Fue allí donde mamá oyó a la mujer que tenía delante explicarle a la voluntaria cómo se escribía y pronunciaba su nombre. Mamá dijo que era el más bonito que había oído nunca y que sonaba a música entre tanta discusión y tanto calor humano. Semanas más tarde, cuando el niño al que dio a luz en un colchón del sótano de la iglesia del reverendo Bailey resultó ser una niña, mamá la llamó Ycidra, procurando pronunciar las tres sílabas.
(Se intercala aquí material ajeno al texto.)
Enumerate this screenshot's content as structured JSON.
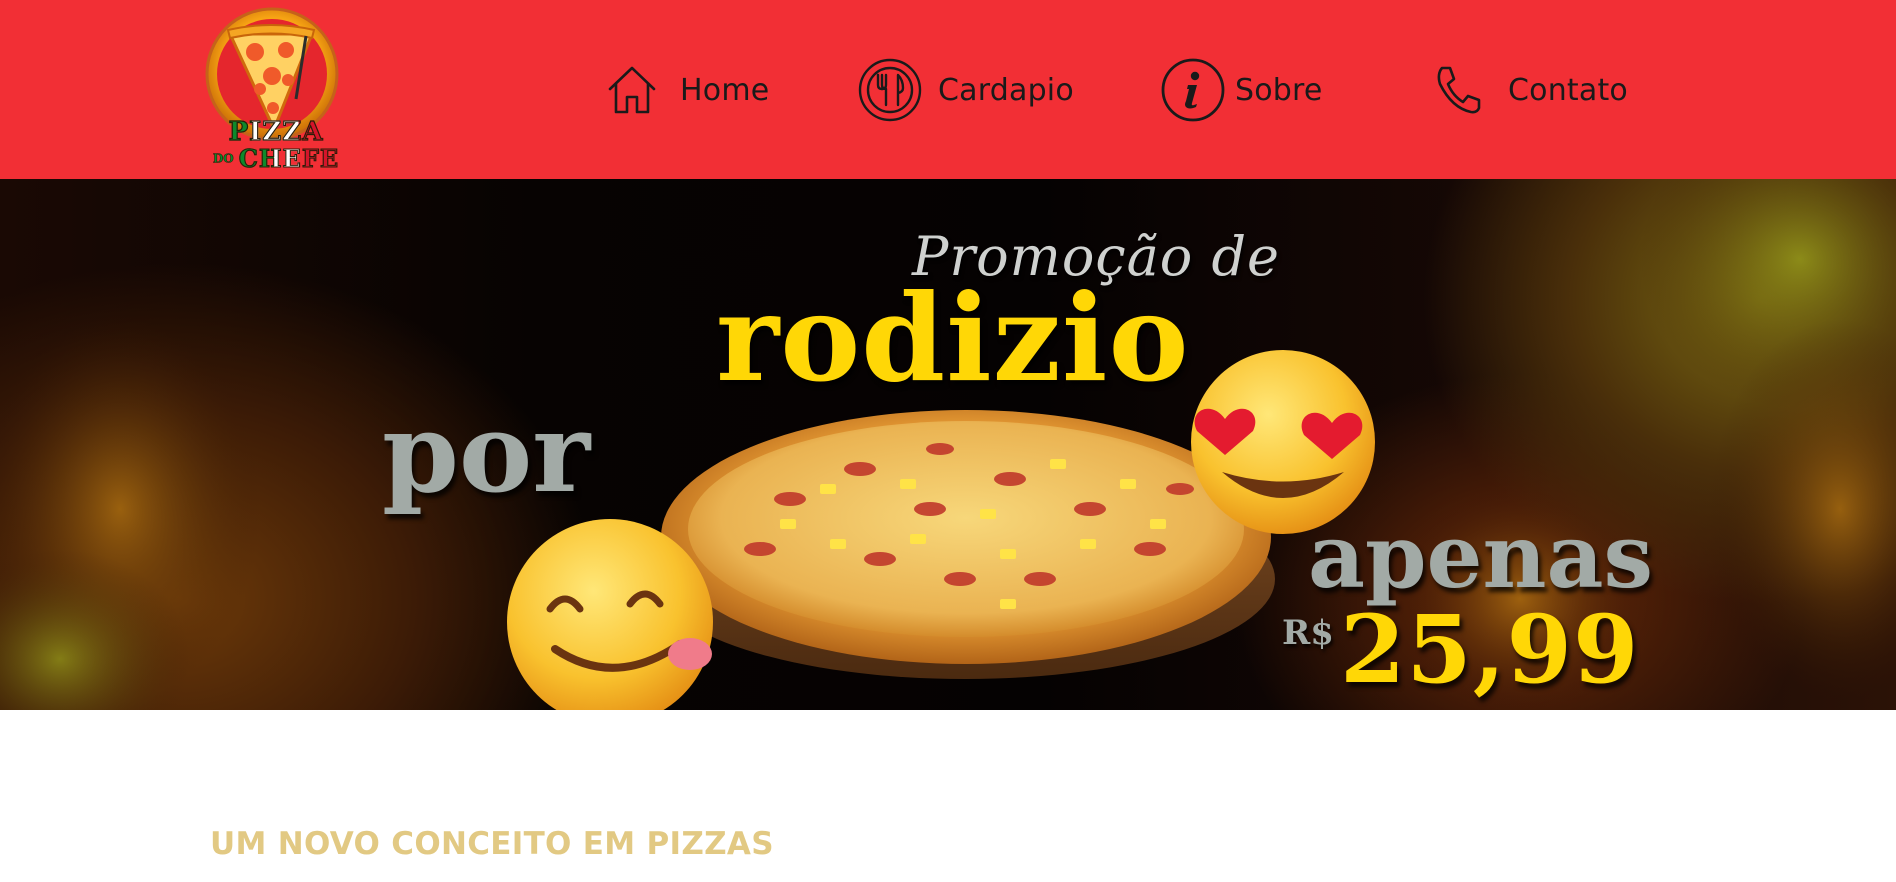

Por supuesto, esperó los nueve días antes de bautizarla, para que la muerte no notara vida fresca y quisiera comérsela. Todos menos mamá la llamaban «Cee». El nombre siempre me pareció bonito, cómo se le ocurrió, cómo lo había atesorado. En cuanto a mí, no tengo los mismos recuerdos. Me llamo Frank por el hermano de mi padre. Mi padre se llamaba Luther, mi madre, Ida. Lo gracioso es nuestro apellido: Money. Pues, dinero, no tenemos.
No sabes qué es el calor hasta que cruzas la frontera de Texas con Luisiana en verano. Es imposible encontrar palabras que lo expresen.
Los árboles se doblan. Las tortugas se cuecen en su caparazón. Descríbalo si puede.